From the diary of fifteen year old orphan Laura Troubridge in Norfolk, England, in 1873
Monday, October 26th 1873
I was thinking the other day how I should spend my day if I was allowed to do as I liked and if it was possible. First I should get up whenever I felt inclined, then I would do no lessons all day (except perhaps sometimes read a little history), but I would not be idle - on the contrary, very industrious, for I should draw all day long and when I was sick of it, I should get a comfortable armchair by the fire and read a novel.
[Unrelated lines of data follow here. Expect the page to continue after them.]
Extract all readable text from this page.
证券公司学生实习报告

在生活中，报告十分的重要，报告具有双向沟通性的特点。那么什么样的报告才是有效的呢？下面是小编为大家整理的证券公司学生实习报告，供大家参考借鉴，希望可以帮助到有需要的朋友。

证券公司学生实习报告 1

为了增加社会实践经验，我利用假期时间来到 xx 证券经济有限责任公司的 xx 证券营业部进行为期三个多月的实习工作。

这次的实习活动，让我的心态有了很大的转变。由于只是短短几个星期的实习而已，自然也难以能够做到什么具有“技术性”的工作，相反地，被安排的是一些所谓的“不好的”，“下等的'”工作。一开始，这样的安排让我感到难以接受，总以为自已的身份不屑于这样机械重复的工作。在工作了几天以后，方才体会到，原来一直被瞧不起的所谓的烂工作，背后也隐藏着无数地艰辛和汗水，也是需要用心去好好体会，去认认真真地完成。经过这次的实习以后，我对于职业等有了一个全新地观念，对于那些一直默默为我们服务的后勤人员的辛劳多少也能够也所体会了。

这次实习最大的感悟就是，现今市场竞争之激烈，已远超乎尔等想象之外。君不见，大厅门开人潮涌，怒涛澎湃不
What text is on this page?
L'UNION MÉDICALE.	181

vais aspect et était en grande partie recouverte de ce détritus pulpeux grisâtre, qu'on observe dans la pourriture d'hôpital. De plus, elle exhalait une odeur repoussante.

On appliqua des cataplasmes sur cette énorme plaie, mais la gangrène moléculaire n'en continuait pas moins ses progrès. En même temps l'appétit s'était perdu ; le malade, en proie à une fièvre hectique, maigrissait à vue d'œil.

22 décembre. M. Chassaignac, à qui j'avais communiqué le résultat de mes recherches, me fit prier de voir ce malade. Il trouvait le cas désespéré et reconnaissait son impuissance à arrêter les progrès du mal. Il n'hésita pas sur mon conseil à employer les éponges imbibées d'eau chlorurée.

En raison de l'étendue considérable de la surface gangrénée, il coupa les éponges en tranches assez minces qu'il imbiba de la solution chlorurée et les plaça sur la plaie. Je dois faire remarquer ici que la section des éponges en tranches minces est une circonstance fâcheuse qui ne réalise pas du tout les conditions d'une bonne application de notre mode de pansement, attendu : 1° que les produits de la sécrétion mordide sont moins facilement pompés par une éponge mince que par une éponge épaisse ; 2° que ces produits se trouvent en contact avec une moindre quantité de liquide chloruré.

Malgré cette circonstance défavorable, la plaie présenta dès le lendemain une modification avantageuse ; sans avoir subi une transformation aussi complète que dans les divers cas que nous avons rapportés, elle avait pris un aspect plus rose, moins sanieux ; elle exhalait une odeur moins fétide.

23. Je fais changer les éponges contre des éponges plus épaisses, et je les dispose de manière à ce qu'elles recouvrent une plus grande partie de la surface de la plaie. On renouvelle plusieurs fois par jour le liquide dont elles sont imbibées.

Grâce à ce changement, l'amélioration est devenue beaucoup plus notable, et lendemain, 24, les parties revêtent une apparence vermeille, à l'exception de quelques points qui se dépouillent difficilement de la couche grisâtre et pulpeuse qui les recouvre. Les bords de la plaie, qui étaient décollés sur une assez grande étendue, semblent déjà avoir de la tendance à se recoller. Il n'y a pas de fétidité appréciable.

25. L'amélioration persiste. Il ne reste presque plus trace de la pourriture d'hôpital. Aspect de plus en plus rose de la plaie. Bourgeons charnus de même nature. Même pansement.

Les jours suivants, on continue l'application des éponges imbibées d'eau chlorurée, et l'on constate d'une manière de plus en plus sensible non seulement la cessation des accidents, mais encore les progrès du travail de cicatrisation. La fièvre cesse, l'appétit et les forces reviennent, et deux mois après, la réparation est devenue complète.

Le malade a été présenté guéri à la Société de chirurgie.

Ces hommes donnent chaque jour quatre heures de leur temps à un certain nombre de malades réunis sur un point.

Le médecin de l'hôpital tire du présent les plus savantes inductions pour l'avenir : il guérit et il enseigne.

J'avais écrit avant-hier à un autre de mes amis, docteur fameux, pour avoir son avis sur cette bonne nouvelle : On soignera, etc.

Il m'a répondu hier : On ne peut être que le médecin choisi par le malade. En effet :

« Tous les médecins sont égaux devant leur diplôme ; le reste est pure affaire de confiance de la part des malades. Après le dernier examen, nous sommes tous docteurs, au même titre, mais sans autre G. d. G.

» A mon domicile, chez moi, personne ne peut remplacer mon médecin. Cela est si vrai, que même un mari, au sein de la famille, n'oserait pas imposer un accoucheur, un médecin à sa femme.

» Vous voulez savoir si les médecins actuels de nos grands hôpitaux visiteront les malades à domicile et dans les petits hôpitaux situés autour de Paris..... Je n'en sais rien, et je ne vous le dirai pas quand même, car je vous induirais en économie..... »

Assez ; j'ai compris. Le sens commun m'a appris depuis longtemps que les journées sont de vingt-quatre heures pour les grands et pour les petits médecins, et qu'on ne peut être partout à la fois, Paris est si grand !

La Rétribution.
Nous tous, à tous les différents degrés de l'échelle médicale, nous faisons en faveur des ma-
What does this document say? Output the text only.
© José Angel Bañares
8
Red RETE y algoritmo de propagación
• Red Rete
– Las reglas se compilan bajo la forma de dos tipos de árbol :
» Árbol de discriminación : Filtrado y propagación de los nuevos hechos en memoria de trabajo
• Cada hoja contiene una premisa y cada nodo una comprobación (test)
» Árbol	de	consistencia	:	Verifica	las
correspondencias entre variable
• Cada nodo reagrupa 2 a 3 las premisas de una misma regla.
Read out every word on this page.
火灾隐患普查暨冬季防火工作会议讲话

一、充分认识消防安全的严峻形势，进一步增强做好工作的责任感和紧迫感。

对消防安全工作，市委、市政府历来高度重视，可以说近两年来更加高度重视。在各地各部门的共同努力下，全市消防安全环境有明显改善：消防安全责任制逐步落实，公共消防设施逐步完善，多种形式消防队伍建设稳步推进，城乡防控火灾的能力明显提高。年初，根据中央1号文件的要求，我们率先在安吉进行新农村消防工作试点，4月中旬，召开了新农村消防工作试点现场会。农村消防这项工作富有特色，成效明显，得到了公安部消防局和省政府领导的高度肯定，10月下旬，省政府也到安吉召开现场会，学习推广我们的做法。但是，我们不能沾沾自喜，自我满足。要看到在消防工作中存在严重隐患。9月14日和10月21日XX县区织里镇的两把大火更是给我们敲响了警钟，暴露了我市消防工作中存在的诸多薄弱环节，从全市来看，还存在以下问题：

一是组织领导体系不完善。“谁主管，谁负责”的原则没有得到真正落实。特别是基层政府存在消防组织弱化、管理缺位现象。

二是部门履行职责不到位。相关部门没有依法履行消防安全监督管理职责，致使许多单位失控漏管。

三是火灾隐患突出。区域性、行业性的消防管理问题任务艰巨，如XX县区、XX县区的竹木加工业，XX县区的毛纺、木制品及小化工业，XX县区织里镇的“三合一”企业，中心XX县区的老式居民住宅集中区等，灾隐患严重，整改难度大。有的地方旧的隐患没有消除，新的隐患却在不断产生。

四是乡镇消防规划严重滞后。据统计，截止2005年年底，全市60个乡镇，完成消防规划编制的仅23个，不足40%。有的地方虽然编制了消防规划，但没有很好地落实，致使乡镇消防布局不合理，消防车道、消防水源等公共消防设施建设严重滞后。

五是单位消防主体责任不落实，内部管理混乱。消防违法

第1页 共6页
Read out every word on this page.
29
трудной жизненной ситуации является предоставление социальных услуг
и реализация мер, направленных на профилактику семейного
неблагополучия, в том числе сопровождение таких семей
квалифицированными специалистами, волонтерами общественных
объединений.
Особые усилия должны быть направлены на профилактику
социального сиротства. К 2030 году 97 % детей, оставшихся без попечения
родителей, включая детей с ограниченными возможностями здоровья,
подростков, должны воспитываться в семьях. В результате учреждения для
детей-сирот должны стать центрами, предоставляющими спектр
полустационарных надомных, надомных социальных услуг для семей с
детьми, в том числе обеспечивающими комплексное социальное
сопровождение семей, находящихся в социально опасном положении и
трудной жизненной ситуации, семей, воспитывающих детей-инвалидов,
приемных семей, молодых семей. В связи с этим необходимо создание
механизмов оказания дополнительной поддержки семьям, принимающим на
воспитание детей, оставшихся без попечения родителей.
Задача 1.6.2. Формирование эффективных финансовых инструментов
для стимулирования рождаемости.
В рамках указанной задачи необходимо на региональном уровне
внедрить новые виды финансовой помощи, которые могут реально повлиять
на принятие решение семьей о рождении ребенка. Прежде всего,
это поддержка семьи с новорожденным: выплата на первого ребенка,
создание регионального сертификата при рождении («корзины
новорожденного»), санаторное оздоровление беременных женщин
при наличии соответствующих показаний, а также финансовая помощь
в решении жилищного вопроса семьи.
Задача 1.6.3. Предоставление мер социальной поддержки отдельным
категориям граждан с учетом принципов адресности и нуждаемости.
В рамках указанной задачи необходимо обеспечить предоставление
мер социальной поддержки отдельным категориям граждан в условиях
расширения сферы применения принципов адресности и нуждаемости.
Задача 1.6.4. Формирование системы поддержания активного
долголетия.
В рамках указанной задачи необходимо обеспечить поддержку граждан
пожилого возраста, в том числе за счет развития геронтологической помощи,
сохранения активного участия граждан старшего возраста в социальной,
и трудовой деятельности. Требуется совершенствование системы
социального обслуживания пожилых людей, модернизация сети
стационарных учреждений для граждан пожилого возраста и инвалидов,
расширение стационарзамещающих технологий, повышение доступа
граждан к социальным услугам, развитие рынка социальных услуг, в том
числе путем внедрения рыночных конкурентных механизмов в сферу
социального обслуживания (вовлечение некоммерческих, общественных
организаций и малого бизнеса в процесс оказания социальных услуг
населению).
For exercise I should have a sort of double velocipede, consisting of two armchairs, worked either by hand or foot, which would go about a hundred or fifty miles an hour*. But I should always have the second armchair filled by somebody who I really wanted to drive with me and I should like to have the power of wishing any person to be in it I wanted. (I know who would be there very often), and we would go long drives about, spinning along, almost like flying. In the evening we would either take a long moonlight drive or else go to a dance or the play, whichever we felt inclined for. I should always have loads of money and loads of new novels. I should always be exquisitely dressed and never wear old slonche fouffes҂, and should also have hair over my forehead! I forgot to put I should be awfully kind and should always be giving everybody heaps of splendid presents.
Would not that be a delightful life?
I forgot to put I should very often travel, always with my velocipede and my companion and I should also sometimes go to London, the two last of course with the others too, who I should be awfully jolly to and who would adore me.
Scriptor's Notes:-
An extract from the book 'Life among the Troubridges' edited by Jaqueline Hope-Nicholson, 1966. I shall tell you what was really Laura's 'The Day of My Life' on another occasion.
*Sixty years later a 1937 Bentley 4¼ litre could reach 50 mph in just over 10 seconds and top out at 95 mph. How Laura would have loved it.
҂ In the book 'slonche fouffes' is simply described as ‘a family word for clothes’ but I suspect its origin was in the French word fouffes meaning old clothes that have seen better days or cleaning rags and slonche was a way of saying for slouching around in.